Her breath broke against his mouth, a sharp mix of fury and want. Every tremor, every denial, came as another confession she couldn’t voice. And when her nails dug in again, he knew she hated the way her body answered him.
He let the kiss deepen a moment longer, savoring the war inside her, before he tore his mouth from hers. He stared down at her, chest heaving, forcing her to see how much he recognized the truth she fought to bury.
“Say it,” he insisted. “Say you feel this.”
She shook her head, breathless. “I feel nothing.”
He growled low. “Liar.” His hand slid up her thigh, stopping just short of indecency. “This burns you the same way it burns me. Admit it.”
She pushed at his chest, nails raking through his shirt. “I’ll never give you that satisfaction.”
He smiled, feral. “Then I’ll take it instead.”
He pinned her wrists above her head, flattening her to the desk.
Their Brands burned in unison, the heat unbearable, like fire crawling through his veins.
His mouth crashed to hers in another endless kiss, and this time she arched against him despite herself.
The sound that tore from her throat was muffled by his mouth, and it nearly broke him apart.
He pulled back just enough to rasp, “Mine.”
“Never,” she whispered, though her trembling betrayed her.
He released her wrists, pacing away to keep from taking her on the spot.
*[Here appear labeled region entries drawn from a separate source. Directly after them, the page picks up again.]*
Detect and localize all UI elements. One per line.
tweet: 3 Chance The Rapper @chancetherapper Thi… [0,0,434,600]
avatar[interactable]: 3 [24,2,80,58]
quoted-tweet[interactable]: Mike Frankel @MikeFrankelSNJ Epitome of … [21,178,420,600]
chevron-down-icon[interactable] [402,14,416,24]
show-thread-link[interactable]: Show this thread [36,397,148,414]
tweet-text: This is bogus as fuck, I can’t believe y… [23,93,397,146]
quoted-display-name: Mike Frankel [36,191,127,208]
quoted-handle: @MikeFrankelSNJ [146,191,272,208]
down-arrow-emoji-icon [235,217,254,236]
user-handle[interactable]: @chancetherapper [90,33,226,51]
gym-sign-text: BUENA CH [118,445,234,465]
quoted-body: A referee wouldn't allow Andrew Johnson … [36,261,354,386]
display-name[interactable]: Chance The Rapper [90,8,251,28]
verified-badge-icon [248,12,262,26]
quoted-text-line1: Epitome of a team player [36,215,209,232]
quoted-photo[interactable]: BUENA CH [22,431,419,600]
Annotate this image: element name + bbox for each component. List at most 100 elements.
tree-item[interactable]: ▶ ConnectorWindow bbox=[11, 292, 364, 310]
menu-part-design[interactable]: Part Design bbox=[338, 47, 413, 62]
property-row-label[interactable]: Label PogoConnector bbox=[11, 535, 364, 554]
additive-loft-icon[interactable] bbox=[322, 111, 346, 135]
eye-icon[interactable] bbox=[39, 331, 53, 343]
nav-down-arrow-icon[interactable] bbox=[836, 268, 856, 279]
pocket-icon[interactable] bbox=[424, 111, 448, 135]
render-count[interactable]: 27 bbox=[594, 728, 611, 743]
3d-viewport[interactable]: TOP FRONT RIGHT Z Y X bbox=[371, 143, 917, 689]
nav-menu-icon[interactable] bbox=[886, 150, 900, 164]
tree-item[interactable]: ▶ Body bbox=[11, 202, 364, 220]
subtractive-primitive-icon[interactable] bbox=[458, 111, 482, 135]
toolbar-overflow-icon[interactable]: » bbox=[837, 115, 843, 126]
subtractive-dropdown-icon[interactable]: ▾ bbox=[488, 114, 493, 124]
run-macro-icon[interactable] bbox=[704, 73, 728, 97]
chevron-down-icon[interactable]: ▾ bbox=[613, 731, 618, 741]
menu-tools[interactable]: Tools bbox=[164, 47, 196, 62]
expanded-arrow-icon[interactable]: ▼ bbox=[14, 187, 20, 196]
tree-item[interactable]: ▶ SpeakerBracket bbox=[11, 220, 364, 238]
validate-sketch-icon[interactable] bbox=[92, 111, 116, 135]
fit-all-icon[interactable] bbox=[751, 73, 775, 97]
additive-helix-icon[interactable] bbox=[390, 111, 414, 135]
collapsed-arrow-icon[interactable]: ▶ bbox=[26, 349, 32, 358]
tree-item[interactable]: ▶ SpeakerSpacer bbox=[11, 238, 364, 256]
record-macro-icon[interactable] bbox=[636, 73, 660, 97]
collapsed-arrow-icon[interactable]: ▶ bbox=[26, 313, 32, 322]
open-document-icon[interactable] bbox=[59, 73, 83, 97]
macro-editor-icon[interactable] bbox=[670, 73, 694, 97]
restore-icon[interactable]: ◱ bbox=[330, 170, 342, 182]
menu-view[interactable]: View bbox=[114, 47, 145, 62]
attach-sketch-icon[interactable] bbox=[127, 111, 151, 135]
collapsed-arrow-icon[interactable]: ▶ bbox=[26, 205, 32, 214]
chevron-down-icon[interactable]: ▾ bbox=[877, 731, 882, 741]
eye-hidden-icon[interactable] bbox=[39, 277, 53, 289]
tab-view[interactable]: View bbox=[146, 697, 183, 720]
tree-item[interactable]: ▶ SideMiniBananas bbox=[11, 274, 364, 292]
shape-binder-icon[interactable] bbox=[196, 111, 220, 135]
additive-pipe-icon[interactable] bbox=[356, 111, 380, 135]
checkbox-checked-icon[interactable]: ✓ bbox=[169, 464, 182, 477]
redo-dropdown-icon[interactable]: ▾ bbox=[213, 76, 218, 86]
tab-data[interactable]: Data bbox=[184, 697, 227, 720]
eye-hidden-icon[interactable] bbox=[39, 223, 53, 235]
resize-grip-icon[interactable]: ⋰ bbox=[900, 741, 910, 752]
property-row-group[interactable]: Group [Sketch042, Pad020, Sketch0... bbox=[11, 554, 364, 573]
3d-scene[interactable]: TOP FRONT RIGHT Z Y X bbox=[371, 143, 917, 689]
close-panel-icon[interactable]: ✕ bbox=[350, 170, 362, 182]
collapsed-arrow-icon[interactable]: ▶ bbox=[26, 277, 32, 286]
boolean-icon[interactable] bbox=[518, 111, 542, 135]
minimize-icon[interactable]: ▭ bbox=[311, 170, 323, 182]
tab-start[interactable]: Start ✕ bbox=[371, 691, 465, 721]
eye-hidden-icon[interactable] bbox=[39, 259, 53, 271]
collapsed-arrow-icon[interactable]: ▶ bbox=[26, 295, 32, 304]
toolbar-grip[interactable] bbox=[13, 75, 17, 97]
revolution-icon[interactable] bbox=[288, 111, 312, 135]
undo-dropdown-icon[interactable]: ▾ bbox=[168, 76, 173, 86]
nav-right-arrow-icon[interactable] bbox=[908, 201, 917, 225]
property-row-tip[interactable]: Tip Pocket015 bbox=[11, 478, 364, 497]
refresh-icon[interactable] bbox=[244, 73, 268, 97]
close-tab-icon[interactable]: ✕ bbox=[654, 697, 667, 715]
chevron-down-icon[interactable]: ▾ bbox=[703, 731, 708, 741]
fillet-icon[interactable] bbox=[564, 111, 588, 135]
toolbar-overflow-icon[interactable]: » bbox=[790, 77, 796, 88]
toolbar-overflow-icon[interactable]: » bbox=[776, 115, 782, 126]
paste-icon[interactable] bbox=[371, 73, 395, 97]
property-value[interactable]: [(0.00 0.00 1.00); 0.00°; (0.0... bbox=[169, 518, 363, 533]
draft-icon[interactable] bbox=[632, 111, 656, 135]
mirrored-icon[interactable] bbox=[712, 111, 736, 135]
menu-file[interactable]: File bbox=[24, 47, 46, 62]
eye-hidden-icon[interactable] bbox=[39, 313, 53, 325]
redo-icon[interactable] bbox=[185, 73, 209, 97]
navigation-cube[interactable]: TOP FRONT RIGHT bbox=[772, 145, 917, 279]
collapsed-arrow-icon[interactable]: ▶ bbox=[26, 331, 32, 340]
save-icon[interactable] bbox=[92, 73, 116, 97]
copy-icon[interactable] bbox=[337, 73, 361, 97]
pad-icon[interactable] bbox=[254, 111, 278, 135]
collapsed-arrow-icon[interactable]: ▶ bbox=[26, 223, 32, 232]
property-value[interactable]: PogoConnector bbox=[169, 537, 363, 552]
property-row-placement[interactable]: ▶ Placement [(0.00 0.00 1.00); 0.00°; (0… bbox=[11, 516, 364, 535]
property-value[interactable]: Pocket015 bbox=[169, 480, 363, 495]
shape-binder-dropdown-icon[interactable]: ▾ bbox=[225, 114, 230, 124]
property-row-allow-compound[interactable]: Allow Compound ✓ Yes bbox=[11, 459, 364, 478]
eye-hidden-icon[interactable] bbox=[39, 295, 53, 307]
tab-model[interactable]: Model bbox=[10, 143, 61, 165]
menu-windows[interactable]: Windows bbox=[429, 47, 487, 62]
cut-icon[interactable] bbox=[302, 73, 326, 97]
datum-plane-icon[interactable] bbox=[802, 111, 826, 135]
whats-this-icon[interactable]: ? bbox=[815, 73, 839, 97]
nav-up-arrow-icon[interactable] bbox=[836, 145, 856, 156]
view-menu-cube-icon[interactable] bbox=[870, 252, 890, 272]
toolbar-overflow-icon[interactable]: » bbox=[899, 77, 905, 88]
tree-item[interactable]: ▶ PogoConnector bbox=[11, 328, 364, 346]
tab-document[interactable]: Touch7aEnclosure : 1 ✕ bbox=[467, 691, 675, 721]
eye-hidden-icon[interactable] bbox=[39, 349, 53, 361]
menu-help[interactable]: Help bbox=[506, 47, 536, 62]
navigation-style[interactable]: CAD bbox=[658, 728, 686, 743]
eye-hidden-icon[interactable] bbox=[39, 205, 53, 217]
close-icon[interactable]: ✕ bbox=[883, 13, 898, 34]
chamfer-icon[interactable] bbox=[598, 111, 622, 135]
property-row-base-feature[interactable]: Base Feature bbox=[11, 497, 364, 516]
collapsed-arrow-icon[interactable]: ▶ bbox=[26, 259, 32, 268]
He raked a hand through his hair, his chest heaving.
“You work for me now. Every day. Every night. Under my eyes until I decide otherwise. If you run—” He turned, eyes lethal.
“I will burn Dallas to the ground to drag you back.”
Mariah smoothed her blouse, her mask firmly back in place. But her eyes glinted with something sharper than fear. Something secret. Something dangerous.
She met his stare and didn’t flinch. “Then I suppose we’ll see who survives first.”
Leif’s pulse thundered. The Brand flared hotter in his palm, alive, a bond neither of them could deny. He knew, with a certainty that clenched his gut, that this was only the beginning. And he would not lose this hunt.
She didn’t move to leave. Instead, she leaned one hip against the desk, her eyes locked on his as though she wanted him to see every thought she dared not voice.
The air between them thickened, a heaviness pressing down.
The urge to close it again consumed him, to take her mouth and her breath and her will, but he forced himself to hold.
Control wasn’t just about taking. It was about waiting for the exact moment when waiting broke the other first.
“You think I’m here just for you,” she said finally, voice quiet but sharp. “You’re wrong. I’m here because of everything tied to you. Your empire. Your enemies. Your shadow.”
He narrowed his eyes. “Then tell me whose game you’re playing.”
Her lips curved in something almost like a dare. “Maybe I’ll let you figure it out. You’re good at hunting, aren’t you? Despite not being able to find me.”
The challenge dug deep, fed the furnace already roaring inside him. He stepped closer, close enough that his breath brushed her ear. “I don’t hunt puzzles, Mariah. I hunt prey. And I always catch it.”
Her laugh was low, wild around the edges. “Then maybe I’m not prey. Maybe I’m the trap.”